Die zweite Stufe hat zwei Simse, jeweils 4,30 m hoch und kann von allen vier Seiten bestiegen werden. Im Süden sind die hohen Treppenstufen durch Zementtritte halbiert worden. Eine schmale Galerie umgibt die zweite Etage, die von Türmen an den Achsen und an den Ecken unterbrochen wird.

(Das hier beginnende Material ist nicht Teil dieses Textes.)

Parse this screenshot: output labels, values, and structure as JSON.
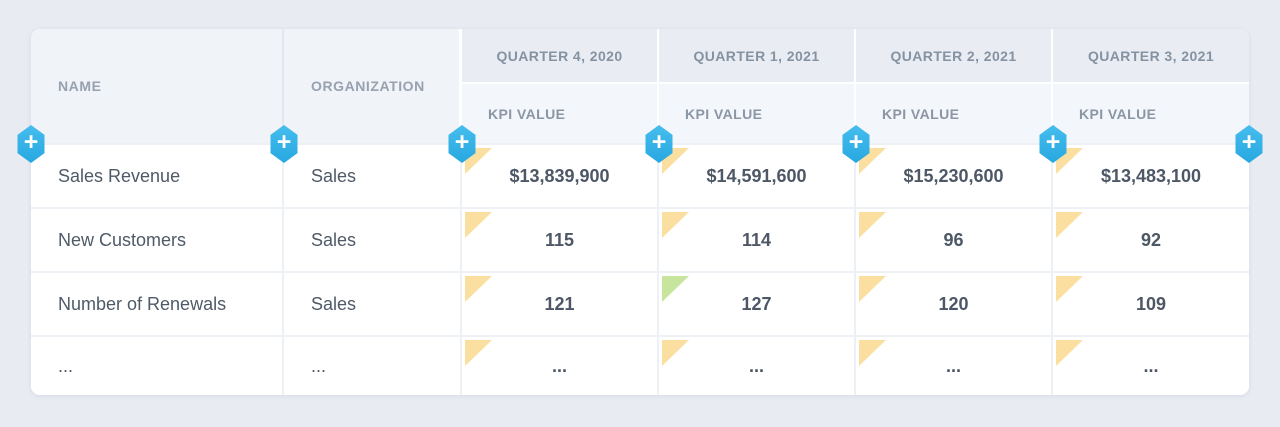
{
  "colors": {
    "accent_blue": "#2fb1e8",
    "flag_yellow": "#fbdfa0",
    "flag_green": "#c8e59e",
    "page_background": "#e8ebf2"
  },
  "icons": {
    "plus_glyph": "+"
  },
  "table": {
    "columns": [
      {
        "label": "NAME"
      },
      {
        "label": "ORGANIZATION"
      },
      {
        "label": "QUARTER 4, 2020",
        "sub_label": "KPI VALUE"
      },
      {
        "label": "QUARTER 1, 2021",
        "sub_label": "KPI VALUE"
      },
      {
        "label": "QUARTER 2, 2021",
        "sub_label": "KPI VALUE"
      },
      {
        "label": "QUARTER 3, 2021",
        "sub_label": "KPI VALUE"
      }
    ],
    "rows": [
      {
        "name": "Sales Revenue",
        "organization": "Sales",
        "values": [
          {
            "text": "$13,839,900",
            "flag": "yellow"
          },
          {
            "text": "$14,591,600",
            "flag": "yellow"
          },
          {
            "text": "$15,230,600",
            "flag": "yellow"
          },
          {
            "text": "$13,483,100",
            "flag": "yellow"
          }
        ]
      },
      {
        "name": "New Customers",
        "organization": "Sales",
        "values": [
          {
            "text": "115",
            "flag": "yellow"
          },
          {
            "text": "114",
            "flag": "yellow"
          },
          {
            "text": "96",
            "flag": "yellow"
          },
          {
            "text": "92",
            "flag": "yellow"
          }
        ]
      },
      {
        "name": "Number of Renewals",
        "organization": "Sales",
        "values": [
          {
            "text": "121",
            "flag": "yellow"
          },
          {
            "text": "127",
            "flag": "green"
          },
          {
            "text": "120",
            "flag": "yellow"
          },
          {
            "text": "109",
            "flag": "yellow"
          }
        ]
      },
      {
        "name": "...",
        "organization": "...",
        "values": [
          {
            "text": "...",
            "flag": "yellow"
          },
          {
            "text": "...",
            "flag": "yellow"
          },
          {
            "text": "...",
            "flag": "yellow"
          },
          {
            "text": "...",
            "flag": "yellow"
          }
        ]
      }
    ]
  }
}
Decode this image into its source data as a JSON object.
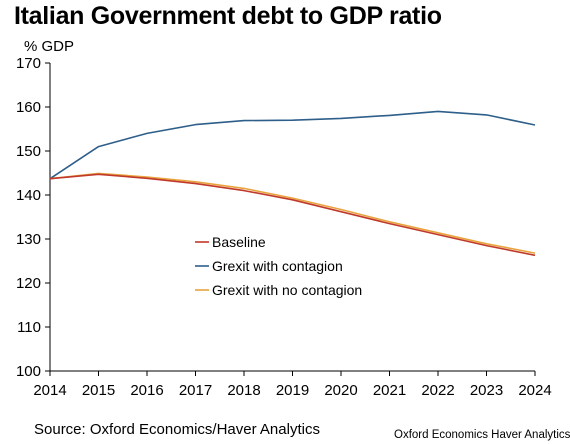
{
  "chart_data": {
    "type": "line",
    "title": "Italian Government debt to GDP ratio",
    "ylabel": "% GDP",
    "xlabel": "",
    "x": [
      2014,
      2015,
      2016,
      2017,
      2018,
      2019,
      2020,
      2021,
      2022,
      2023,
      2024
    ],
    "ylim": [
      100,
      170
    ],
    "yticks": [
      100,
      110,
      120,
      130,
      140,
      150,
      160,
      170
    ],
    "grid": false,
    "legend_position": "center-left",
    "series": [
      {
        "name": "Baseline",
        "color": "#c0392b",
        "values": [
          143.7,
          144.7,
          143.8,
          142.6,
          141.0,
          138.9,
          136.2,
          133.5,
          131.0,
          128.5,
          126.3
        ]
      },
      {
        "name": "Grexit with contagion",
        "color": "#2e5f8a",
        "values": [
          143.7,
          151.0,
          154.0,
          156.0,
          156.9,
          157.0,
          157.4,
          158.1,
          159.0,
          158.2,
          155.9
        ]
      },
      {
        "name": "Grexit with no contagion",
        "color": "#e8a33d",
        "values": [
          143.7,
          144.9,
          144.1,
          143.0,
          141.5,
          139.3,
          136.7,
          133.9,
          131.4,
          128.9,
          126.8
        ]
      }
    ]
  },
  "source": "Source: Oxford Economics/Haver Analytics",
  "credit": "Oxford Economics Haver Analytics"
}
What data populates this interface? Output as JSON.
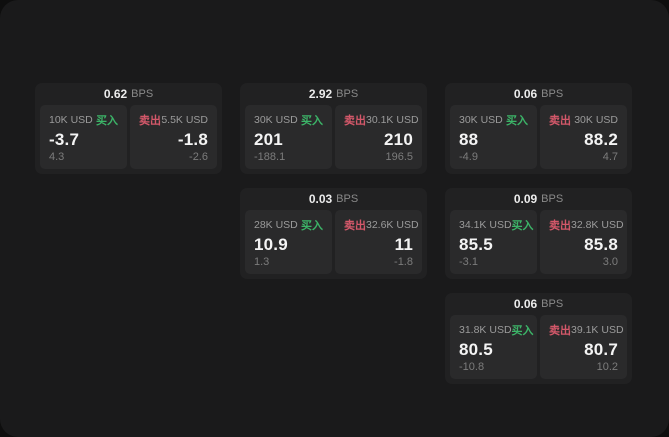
{
  "labels": {
    "buy": "买入",
    "sell": "卖出",
    "bps_unit": "BPS"
  },
  "colors": {
    "buy_green": "#3cb468",
    "sell_red": "#d4586a",
    "card_bg": "#212122",
    "panel_bg": "#2a2a2b",
    "page_bg": "#1a1a1b"
  },
  "cards": [
    {
      "grid": {
        "col": 0,
        "row": 0
      },
      "bps": "0.62",
      "buy": {
        "amount": "10K USD",
        "value": "-3.7",
        "sub": "4.3"
      },
      "sell": {
        "amount": "5.5K USD",
        "value": "-1.8",
        "sub": "-2.6"
      }
    },
    {
      "grid": {
        "col": 1,
        "row": 0
      },
      "bps": "2.92",
      "buy": {
        "amount": "30K USD",
        "value": "201",
        "sub": "-188.1"
      },
      "sell": {
        "amount": "30.1K USD",
        "value": "210",
        "sub": "196.5"
      }
    },
    {
      "grid": {
        "col": 2,
        "row": 0
      },
      "bps": "0.06",
      "buy": {
        "amount": "30K USD",
        "value": "88",
        "sub": "-4.9"
      },
      "sell": {
        "amount": "30K USD",
        "value": "88.2",
        "sub": "4.7"
      }
    },
    {
      "grid": {
        "col": 1,
        "row": 1
      },
      "bps": "0.03",
      "buy": {
        "amount": "28K USD",
        "value": "10.9",
        "sub": "1.3"
      },
      "sell": {
        "amount": "32.6K USD",
        "value": "11",
        "sub": "-1.8"
      }
    },
    {
      "grid": {
        "col": 2,
        "row": 1
      },
      "bps": "0.09",
      "buy": {
        "amount": "34.1K USD",
        "value": "85.5",
        "sub": "-3.1"
      },
      "sell": {
        "amount": "32.8K USD",
        "value": "85.8",
        "sub": "3.0"
      }
    },
    {
      "grid": {
        "col": 2,
        "row": 2
      },
      "bps": "0.06",
      "buy": {
        "amount": "31.8K USD",
        "value": "80.5",
        "sub": "-10.8"
      },
      "sell": {
        "amount": "39.1K USD",
        "value": "80.7",
        "sub": "10.2"
      }
    }
  ]
}
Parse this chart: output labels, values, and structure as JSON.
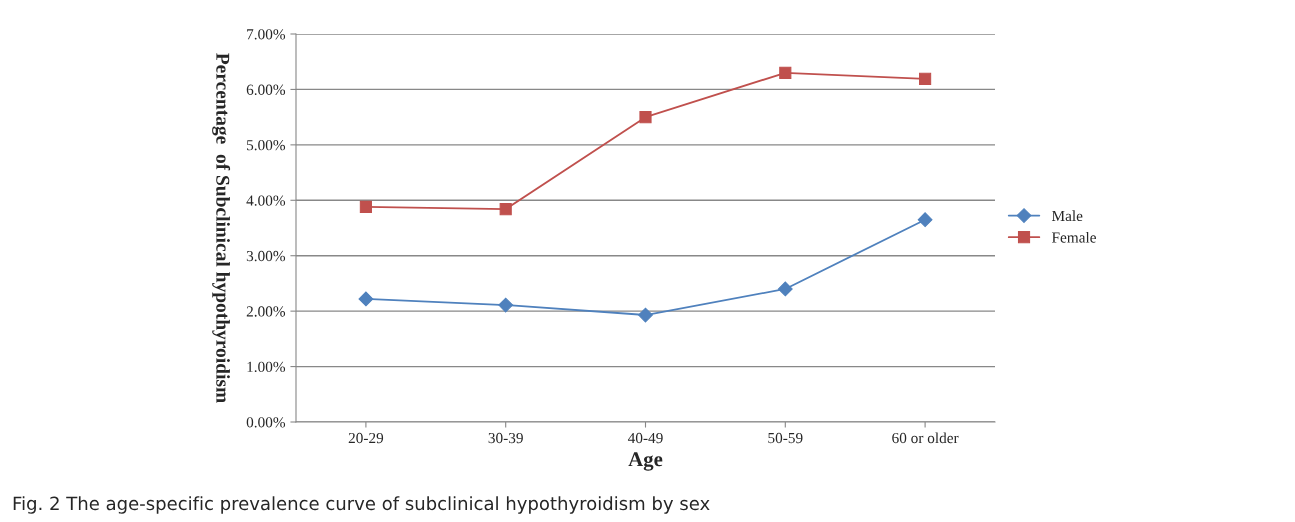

Der Tempel war ein Shiva-Heiligtum, Udayadityavarman II. ein überzeugter Shivait. Aber in seinen Reliefs finden sich viele Motive aus den Vishnu-Epen. Die Reliefs sind von rechteckigen Rahmen eingefaßt, neben- und übereinandergestellt und umrahmt von geometrischem und Pflanzendekor. Die Themen kommen aus dem Ramayana- und Mahabharata-Epos, aus buddhistischen Legenden, stellen Einzelpersonen oder Szenen dar. Sie zeugen von guter Beobachtungsgabe und Humor, wirken lebendig und volkstümlich. Die Figuren auf freibleibendem Hintergrund sind von großer Schönheit. Typisch sind Darstellungen von Tierköpfen in Quadraten, von denen einige am Eingang zur ersten Stufe erhalten blieben. Die Ornamentik ist zweifellos die vollkommenste der Khmer-Kunst.